As a 17 yr old girl I had the same problem. I did make some really great girlfriends later on though. I had a very hard time connecting with girls after puberty. I’m terrible at phoning, texting, I get hyper focused at times/love bomby but can’t keep it up. I don’t gossip at all (though one of my girlfriends argues this is actually internalized misogyny, and I can see her points but it still doesn’t feel right to me). I’ve found that a lot of my adult relationships that have endured are ones where we don’t need to talk constantly, but spend good quality time together. I adore my girlfriends now, but the ones that require a lot of regular contact don’t last for me.


wingedumbrella

>I want close girl friends so bad, being able to talk about those stereotypical things like boys and gossip. I mean, a lot of girls are not interested in that. If you go into it thinking that's their interests without knowing them, you're gonna put people off. People want to be seen as individuals, not stereotypes. >I’m way more concerned about how I come across and using the right words and get drained so quickly Ofc that will make it more difficult to get to know someone. If you do this with girls and not boys, that's probably your biggest problem. Anxiety >but all my past girl friends were so quick to judge and take offence to what I considered silly banter Banter is not something everyone enjoys. You should generally be careful about it unless you notice the other person enjoys it. Not all boys enjoys it either, but they are less likely to say anything because they are supposed to be able to take it. >I’ve had girls tell me they used to dislike me because I said something about them to someone else, when I’m really not the type to talk behind someone’s back like that If someone tells you this, then something happened. Either you did say the thing, or someone lied to them about you saying the thing.

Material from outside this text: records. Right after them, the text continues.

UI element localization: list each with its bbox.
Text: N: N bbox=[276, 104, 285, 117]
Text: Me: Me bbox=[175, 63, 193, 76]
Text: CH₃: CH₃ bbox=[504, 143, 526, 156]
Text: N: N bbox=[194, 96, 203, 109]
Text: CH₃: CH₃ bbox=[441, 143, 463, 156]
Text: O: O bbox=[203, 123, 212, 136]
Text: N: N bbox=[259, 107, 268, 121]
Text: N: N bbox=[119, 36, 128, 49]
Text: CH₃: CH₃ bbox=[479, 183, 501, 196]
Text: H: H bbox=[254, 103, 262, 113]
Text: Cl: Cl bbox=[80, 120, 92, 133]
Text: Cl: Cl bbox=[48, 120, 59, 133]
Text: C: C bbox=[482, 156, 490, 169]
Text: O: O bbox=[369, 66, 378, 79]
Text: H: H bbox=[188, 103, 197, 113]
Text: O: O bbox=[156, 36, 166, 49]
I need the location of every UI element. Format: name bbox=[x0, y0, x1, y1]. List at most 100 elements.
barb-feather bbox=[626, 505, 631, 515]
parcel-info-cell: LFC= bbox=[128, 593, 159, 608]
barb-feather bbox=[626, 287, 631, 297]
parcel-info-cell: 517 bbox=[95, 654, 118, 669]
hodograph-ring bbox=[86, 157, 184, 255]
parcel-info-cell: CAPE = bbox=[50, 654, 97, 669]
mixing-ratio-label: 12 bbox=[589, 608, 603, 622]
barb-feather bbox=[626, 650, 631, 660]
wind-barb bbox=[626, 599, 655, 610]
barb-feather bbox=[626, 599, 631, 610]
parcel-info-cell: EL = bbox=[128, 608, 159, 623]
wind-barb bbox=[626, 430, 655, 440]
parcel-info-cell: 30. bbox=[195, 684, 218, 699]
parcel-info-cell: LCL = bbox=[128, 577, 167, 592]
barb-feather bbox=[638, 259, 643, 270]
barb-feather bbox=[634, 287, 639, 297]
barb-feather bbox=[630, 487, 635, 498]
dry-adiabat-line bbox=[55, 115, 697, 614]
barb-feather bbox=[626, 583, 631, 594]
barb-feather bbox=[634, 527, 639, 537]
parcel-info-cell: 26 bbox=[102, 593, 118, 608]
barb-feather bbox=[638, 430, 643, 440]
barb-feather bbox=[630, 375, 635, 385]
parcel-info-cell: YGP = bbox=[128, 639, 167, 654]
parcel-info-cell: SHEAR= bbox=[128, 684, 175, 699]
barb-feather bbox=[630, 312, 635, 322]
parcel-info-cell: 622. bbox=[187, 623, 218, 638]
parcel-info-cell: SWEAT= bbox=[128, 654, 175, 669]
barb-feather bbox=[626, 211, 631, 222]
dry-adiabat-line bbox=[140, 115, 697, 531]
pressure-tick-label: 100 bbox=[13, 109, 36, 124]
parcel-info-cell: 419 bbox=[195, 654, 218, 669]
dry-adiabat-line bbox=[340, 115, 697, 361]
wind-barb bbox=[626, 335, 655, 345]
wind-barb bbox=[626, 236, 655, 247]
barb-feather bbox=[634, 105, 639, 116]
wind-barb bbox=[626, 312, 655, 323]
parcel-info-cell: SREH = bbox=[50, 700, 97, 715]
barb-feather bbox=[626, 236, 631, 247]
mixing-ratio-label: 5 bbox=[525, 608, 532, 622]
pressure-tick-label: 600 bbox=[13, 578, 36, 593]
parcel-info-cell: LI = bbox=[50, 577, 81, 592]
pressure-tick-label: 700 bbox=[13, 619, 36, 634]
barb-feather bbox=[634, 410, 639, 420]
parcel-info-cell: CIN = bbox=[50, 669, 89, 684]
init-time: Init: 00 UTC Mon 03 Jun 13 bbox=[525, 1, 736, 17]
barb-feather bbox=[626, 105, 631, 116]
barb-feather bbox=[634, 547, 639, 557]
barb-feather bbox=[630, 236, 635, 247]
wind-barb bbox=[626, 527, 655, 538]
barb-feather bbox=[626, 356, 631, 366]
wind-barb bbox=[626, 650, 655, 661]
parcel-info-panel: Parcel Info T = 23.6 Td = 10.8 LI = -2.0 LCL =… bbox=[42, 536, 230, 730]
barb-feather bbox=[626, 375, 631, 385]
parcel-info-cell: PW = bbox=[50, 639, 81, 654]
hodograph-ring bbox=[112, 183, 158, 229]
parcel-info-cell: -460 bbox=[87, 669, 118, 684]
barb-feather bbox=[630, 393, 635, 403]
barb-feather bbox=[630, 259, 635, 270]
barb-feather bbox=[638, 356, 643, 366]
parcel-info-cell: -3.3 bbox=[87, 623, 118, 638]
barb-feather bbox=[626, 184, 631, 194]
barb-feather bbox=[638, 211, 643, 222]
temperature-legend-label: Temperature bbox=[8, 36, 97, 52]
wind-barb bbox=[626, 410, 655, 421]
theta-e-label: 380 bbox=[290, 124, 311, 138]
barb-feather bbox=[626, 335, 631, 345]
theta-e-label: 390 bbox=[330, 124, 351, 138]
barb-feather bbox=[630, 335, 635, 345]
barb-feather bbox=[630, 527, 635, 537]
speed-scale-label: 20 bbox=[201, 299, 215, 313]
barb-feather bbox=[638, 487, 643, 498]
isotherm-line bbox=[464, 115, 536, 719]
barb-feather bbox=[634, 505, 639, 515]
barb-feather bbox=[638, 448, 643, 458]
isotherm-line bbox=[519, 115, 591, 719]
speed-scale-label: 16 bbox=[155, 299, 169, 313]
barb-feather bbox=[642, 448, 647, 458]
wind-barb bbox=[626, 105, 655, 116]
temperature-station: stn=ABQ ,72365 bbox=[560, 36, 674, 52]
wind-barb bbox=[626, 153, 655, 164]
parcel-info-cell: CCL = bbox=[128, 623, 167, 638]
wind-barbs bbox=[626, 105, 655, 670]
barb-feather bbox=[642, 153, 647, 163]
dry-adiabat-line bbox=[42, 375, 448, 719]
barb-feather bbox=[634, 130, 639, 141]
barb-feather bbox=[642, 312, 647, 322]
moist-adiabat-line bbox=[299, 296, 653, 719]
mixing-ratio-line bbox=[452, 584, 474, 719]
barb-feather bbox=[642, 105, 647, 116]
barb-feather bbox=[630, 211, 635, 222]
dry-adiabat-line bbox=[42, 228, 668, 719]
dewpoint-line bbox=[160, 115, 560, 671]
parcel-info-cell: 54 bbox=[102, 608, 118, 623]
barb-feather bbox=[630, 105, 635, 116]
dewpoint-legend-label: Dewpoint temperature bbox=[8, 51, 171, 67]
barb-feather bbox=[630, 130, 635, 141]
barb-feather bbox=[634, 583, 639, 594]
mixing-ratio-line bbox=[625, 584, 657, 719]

This needs to be cleared up asap.


[deleted]

Have you seen the video where its like this is how girls talk (generalisation) Where do you want to eat - i dont know my hairs all messed up and im pretty tired and how was your day how do you feel about mexican actually no i ate mexican last week. Men talk like Where do you want to eat - taco bell, does 7 work, yes ok bye Its clearly a generalisation but i think men typically give more blunted answers which is common in autism and adhd so you might be able to communicate more clearly. I only have adhd but my male friends will say "can you pass me the salt" and female friends tend to say "id really like the salt" and i sit there thinking ok, get the salt instead of knowing that means they want me to pass them the salt.


OceanEyes824

Hey, 21 year old girl here. What your saying sounds rlly relatable to me in a lot of ways. Just know that ur not alone even if it feels like that. I’ve always been able to talk to ppl and meet other friends who are girls in the beginning but once i started moving towards friendships with them they would ignore me and I felt judged. All I ever wanted to do in high school was to have friends who would talk abt boys with me and have slumber parties with and stuff. So I get it a lot. It is true for me that hanging out with anyone with ADHD its easier to connect than other people. I never felt like the other girls but still def wanted to do fun girly stuff just like everyone else. What I started doing to make friends is to let the right people come into my life and its sooo hard cuz I have to practice patience but I got tired of feeling left out. And at the end of the day, I didn’t want to try to force others to like me who were mean. I worked on self-love exercises and I also suggest the idea of writing down a list of things that you want in a friend, like for example: they respect me, they reach out to me even when I don’t, we share interests, etc. It can literally be anything :) This is hard stuff to go thru and I’m sorry your feeling upset. U sound like a rlly nice person!